As well as providing local ATP and Ca²⁺ buffering, the movement of mitochondria to sites of high activity and glutamate uptake within the astrocyte may be related to the metabolism of glutamate itself (see Fig 3 for model). Most glutamate in the forebrain is cleared into astrocytes via the glial glutamate transporters GLT1 and GLAST (Rothstein et al., 1994; Danbolt, 2001). It is generally assumed that most of this glutamate is converted to glutamine via the astrocyte selective enzyme glutamine synthetase (Martinez-Hernandez et al., 1977; Norenberg and Martinez-Hernandez, 1979). This glutamine is, in turn, recycled to neurons to regenerate glutamate; the glutamate-glutamine cycle. However, a relatively large percentage (~30%) of the glutamate that is taken up by astrocytes is converted to α-ketoglutarate and subsequently metabolized via the TCA cycle on an ongoing basis (Yu et al., 1982; McKenna et al., 1996; for review see McKenna, 2013). In fact, Yu et al found that in primary cultures of astrocytes, ~50% more glutamate was oxidized vs converted to glutamine. In addition, the percentage of glutamate that is oxidized increases as a function of glutamate concentration (McKenna et al., 1996). Thus, the positioning of mitochondria within astrocytes may allow selective fueling of glutamate uptake by catabolism of glutamate itself (for more extensive reviews see (Dienel, 2013; McKenna, 2013; Olsen and Sonnewald, 2015; Robinson and Jackson, 2016).
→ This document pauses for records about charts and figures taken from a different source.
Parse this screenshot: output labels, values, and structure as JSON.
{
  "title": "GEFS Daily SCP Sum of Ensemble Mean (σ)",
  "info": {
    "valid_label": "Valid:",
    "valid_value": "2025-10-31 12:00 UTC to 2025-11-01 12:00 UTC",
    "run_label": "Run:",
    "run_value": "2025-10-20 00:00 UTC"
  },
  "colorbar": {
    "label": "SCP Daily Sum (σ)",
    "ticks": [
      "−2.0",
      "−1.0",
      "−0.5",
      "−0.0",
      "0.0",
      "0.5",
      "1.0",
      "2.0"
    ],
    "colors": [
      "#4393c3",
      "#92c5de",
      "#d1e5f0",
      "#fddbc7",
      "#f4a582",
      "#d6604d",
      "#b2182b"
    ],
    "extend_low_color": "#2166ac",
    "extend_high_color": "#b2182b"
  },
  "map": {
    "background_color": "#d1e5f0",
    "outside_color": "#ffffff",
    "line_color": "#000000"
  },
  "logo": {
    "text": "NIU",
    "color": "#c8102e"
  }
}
From the perspective of the astrocyte, the release of glutamine (derived from α-ketoglutarate) can be regarded as a loss of a TCA cycle intermediate. By some estimates, ~60% of TCA cycle intermediates are lost in astrocytes (Hassel et al., 1994; Hassel and Sonnewald, 1995; for review see Hassel, 2000). Anaplerosis is necessary to replace these intermediates. Pyruvate (derived from glucose metabolism) can be carboxylated via the astrocyte- selective, mitochondrial enzyme, pyruvate decarboxylase, to form the TCA cycle intermediate oxaloacetate (Yu et al., 1983; Shank et al., 1985). Thus, one consequence of perisynaptic mitochondrial positioning in astrocytes may be to facilitate the replenishment of TCA cycle intermediates.

Conclusion

Until recently, the existence of mitochondria and mitochondrial metabolism within astrocyte processes was highly contested. It is increasingly clear that, as in neurons, the dynamics of mitochondria in astrocytes is highly regulated and influences multiple aspects of mitochondrial, and presumably, astrocytic functions. Given that astrocyte signaling and metabolism is highly integrated with that of neurons, one possible avenue of investigation should be to determine whether mitochondrial dynamics in astrocytes influences neuronal signaling and function. In addition to the physiologic influence of mitochondria, dysfunction of mitochondria has been implicated in the pathology of both neuro-developmental and neurodegenerative diseases (Chen and Chan, 2009; Liesa et al., 2009). Relatively unexplored is whether mitochondrial dynamics in astrocytes contributes to these conditions. Understanding the differences underlying the mechanisms regulating mitochondrial dynamics between neurons and glia may yield new targets for pharmacologic manipulation of these disorders.

Main Points.

• This review highlights what is known about mitochondrial dynamics in astrocytes, their regulation, and how these dynamics influence local signaling and metabolism. New analyses of mitochondrial distribution and movement in vivo are presented.